Bochum. . Intendant Anselm Weber und Regisseur Roger Vontobel zeigen ihre wohl letzten Arbeiten am Bochumer Schauspielhaus.

Seite an Seite nehmen sie Abschied: Intendant Anselm Weber und der langjährige Hausregisseur Roger Vontobel zeigen ihre wohl letzten Arbeiten am Bochumer Schauspielhaus, ehe es sie Richtung Frankfurt und Düsseldorf zieht. Der Zuschauer staunt nicht schlecht, denn die Aufführungen könnten un­terschiedlicher kaum sein.

Erster Aufschlag: Roger Vontobel, der während der Weber-Intendanz für die stärksten Inszenierungen verantwortlich war, nimmt sich Bernard-Marie Koltès’ „Kampf des Negers und der Hunde“ vor. Empfindsamen Theatergängern sei gesagt: Der Abend ist ein Schlag in die Magengrube. Den ohnehin bitterbösen Text färbt der Regisseur noch eine ganze Spur abgründiger. Selbst für Vontobels Verhältnisse ist das finster: diese Wucht, diese Härte.

Koltès schrieb sein Stück Ende der 70er-Jahre, es hat nichts von seiner Aktualität eingebüßt. Darin zeichnet der französische Autor die diffuse Angst des weißen Mannes vor dem Fremden, dem scheinbar Gefährlichen dort draußen. Auf ei­ner stillgelegten Baustelle in Westafrika verbergen sich die Konflikte ei­ner globalisierten Welt, die Vontobel auf einer unheimlich wirkenden Bühne (Fabian Wendling) austragen lässt. Metallische Strippen hängen von der Decke herab, Nebel wabert, Donner grollt.

Den dunkelhäutigen Alboury gibt – natürlich – Jana Schulz, die Vontobels Inszenierungen mit androgyner Erscheinung und furiosem Spiel schon oft entscheidend bereicherte. So geradlinig und abgeklärt wie hier hat man sie zuvor selten gesehen.

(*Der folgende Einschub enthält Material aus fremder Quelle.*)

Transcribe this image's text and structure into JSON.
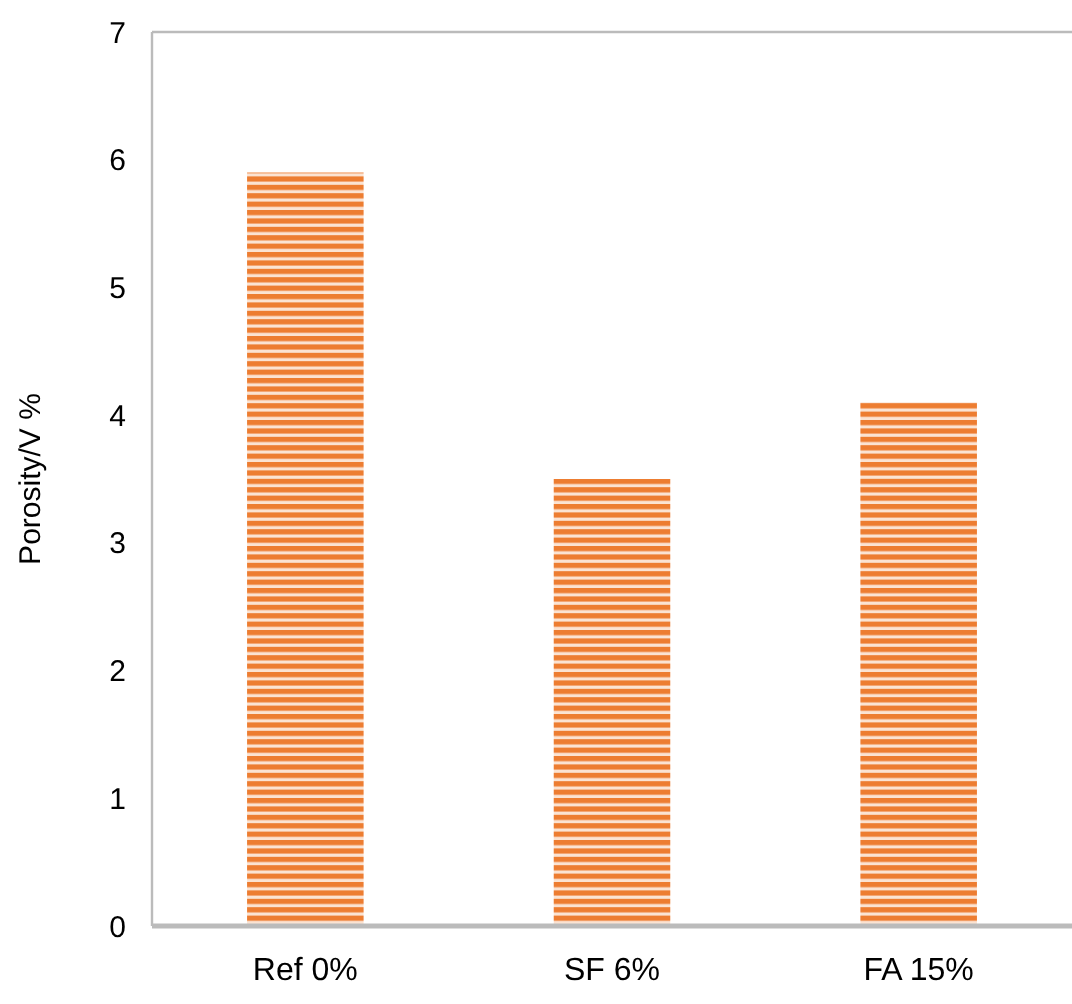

Dem gegenüber die „Hunde“: Werner Wölbern als Baustellenleiter Horn und Max Mayer als Cal. Beide haben eine Leiche im Keller: Ein schwarzer Arbeiter wurde getötet, was die Loyalität der beiden Männer auf den Prüfstand stellt. Während der souveräne Wölbern versucht, das drohende Unheil abzuwenden, und sich dabei immer krampfhafter am Whisky-Glas fest krallt, vollbringt Max Mayer die irrwitzigsten Auftritte des Abends.

Sein Cal ist ein grenzdebiler Zappelphilipp, ein Idiot, und genau deshalb so gefährlich. Wenn er von Schlamm überdeckt mit Gewehr in der Hand über die Bühne kriecht, dann sind das Momente, die grinsen und schaudern lassen.

Arthur Millers erster Broadway-Hit

Tags drauf ein völlig anderes Bild: Texttreu und todschick zeigt Anselm Weber Arthur Millers ersten Broadway-Hit „Alle meine Söhne“ (1947), und der Zuschauer fühlt sich runde 100 Minuten lang gut an die Hand genommen und angenehm belehrt. Erneut bleibt der scheidende Hausherr seinem Ruf treu, ein Verfechter des konventionellen Regietheaters zu sein, so stilvoll, routiniert, aber letztlich blutleer geht ihm der Abend von der Hand.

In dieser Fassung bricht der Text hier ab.